CIBC has finally settled 2004 charges that former trader Paul Flynn permitted hedge funds to market time mutual funds by putting him in the clear. CIBC has dropped all charges against him.

CIBC said it had reached an "amicable resolution" with Flynn and was "sympathetic" to the difficulties he has faced over the past five years. Flynn sued CIBC, saying the bank misrepresented his role in the mutual fund market-timing scandal.

Flynn was managing director of equity investments at CIBC World Markets. The former New York Attorney General dropped his charges against Flynn in 2005, as did the Securities and Exchange Commission, in 2006.

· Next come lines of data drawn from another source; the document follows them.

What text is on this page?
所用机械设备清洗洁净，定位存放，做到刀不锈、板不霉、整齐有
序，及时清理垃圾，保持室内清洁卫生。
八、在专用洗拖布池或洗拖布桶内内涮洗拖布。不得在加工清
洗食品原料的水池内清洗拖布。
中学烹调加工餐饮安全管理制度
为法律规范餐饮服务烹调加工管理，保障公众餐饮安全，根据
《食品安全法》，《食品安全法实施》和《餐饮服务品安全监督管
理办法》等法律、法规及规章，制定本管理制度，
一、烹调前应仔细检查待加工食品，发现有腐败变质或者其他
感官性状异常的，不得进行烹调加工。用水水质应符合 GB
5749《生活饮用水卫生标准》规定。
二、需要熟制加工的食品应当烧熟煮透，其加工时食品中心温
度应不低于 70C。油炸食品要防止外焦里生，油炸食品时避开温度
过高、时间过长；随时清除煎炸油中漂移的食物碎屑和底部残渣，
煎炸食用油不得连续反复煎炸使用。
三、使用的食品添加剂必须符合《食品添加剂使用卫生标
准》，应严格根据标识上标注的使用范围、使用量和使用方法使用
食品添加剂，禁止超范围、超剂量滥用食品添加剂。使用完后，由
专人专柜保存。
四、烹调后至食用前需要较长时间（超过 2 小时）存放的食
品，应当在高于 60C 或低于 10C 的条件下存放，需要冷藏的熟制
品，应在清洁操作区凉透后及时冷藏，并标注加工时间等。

Lord Abbett Veteran Sees Tremendous Buys Ahead

Be it large-, medium- or small-cap, value or growth, there are buying opportunities galore in the stock market, according to veteran Lord Abbett value manager Robert Fetch. "I am seeing valuations I haven't seen in decades, across the capitalization spectrum," Fetch told Barron's.

As to when the market will finally bottom out, Fetch doesn't believe this is possible for another year-even possibly not until mid 2010. But even now, he sees valuations that are attractive and that he is comfortable buying. Quoting Warren Buffett, Fetch quips: "Be fearful when people are greedy, and greedy when people are fearful."

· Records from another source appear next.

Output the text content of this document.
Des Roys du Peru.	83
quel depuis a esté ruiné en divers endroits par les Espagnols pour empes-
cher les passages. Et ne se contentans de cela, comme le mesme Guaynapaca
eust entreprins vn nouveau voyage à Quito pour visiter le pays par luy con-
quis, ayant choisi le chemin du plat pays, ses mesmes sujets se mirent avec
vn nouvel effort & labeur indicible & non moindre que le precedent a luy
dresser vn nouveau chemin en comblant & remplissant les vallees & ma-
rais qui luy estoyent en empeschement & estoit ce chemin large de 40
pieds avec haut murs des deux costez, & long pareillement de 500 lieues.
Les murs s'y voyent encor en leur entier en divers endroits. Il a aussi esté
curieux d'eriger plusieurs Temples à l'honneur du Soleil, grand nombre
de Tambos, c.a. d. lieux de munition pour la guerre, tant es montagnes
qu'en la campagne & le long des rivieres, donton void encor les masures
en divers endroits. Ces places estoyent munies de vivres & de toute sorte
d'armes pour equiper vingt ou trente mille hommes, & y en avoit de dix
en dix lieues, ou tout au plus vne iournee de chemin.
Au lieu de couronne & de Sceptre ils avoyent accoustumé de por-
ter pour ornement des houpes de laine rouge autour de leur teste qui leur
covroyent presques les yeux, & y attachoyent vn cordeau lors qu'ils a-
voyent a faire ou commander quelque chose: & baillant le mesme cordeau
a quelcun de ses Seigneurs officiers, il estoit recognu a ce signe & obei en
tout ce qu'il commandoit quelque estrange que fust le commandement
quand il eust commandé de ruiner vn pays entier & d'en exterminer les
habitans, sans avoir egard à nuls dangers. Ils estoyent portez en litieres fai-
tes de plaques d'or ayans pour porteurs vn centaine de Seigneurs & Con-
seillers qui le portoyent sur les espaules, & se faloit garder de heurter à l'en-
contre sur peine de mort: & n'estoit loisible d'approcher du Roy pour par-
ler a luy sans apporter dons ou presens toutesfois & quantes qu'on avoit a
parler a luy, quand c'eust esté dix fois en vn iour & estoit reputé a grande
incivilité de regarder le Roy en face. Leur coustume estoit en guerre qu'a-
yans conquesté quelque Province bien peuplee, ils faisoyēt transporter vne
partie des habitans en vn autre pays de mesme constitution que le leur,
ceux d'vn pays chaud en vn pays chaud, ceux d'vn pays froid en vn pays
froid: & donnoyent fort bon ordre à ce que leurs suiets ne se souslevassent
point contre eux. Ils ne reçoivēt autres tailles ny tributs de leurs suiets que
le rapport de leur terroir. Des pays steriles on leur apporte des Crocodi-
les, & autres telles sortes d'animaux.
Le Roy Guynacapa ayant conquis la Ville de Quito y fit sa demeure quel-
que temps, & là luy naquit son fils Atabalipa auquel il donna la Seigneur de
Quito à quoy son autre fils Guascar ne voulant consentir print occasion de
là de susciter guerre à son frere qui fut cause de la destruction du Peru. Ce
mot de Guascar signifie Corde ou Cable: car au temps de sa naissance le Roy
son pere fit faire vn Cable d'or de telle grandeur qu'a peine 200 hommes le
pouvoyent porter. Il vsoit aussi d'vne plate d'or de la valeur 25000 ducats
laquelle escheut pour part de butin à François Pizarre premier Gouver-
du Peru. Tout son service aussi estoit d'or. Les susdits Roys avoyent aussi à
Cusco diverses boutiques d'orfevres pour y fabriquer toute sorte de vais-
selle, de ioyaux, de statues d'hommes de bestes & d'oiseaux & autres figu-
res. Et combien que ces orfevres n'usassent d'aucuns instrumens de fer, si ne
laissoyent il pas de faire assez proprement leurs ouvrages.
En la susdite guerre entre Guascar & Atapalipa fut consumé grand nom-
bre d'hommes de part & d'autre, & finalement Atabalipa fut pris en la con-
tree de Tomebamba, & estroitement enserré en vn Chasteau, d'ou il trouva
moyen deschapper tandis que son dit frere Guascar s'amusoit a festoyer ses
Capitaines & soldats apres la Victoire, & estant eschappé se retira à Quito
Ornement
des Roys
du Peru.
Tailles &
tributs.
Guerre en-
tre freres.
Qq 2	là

For his part, Fetch adds: "We have gotten to the point where it pays to be a bit greedy, because there are some unusual opportunities being created right now."

Paul Tudor Jones Halts Flagship Redemptions

Rather than honor the $1.4 billion in redemptions, or 14% of the $10 billion flagship hedge fund at Paul Tudor Jones' asset management firm on Dec. 31, the company will delay making those payments until March 31, 2009, in hopes that the market will improve and assets can be sold for higher values. Normally, the fund honors redemptions once each quarter.

Tudor Jones told investors in a letter: "While Tudor BVI currently has more than $6 billion in cash, this redemption level has led us to examine the fund's liquid and illiquid positions as it relates both to making redemption payments and to the future direction of the fund."

The fund will join a handful of other hedge funds that are delaying redemptions, including Deephaven Capital Management and Blue Mountain Capital Management.

Man Group Expects Inflows to Return by 2Q09

The "perfect storm" of high volatility, withdrawals and liquidity problems that has hit hedge funds will soon subside, Man Group CEO Peter Clarke told the Hedge Fund World Zurich conference. In fact, hedge funds could turn the corner as early as the second quarter of next year, Clarke said.

"By the end of the first quarter, anyone who has to get out is out, and anywhere around there, I think we will see the beginnings of institutional inflows into the hedge fund community," he said.

Clarke also said that in light of the strong returns that hedge funds have enjoyed in recent years, this year's difficulties are merely a temporary setback.

That said, Man Research Director Thomas della Casa said there will be large-scale consolidation in the hedge fund industry, with the number of funds shrinking by about 50% from its current 10,000 level to 5,000. The largest funds are the likeliest to come through this storm, della Casa said.

Through October, hedge funds have averaged declines of 15% year-to-date, while hedge funds-of-funds are down 19% in that timeframe, according to Hedge Fund Research. Separately, Morgan Stanley estimates that hedge fund assets could fall as much as 45% by the end of the year to $1.1 trillion, down from $1.9 trillion in June.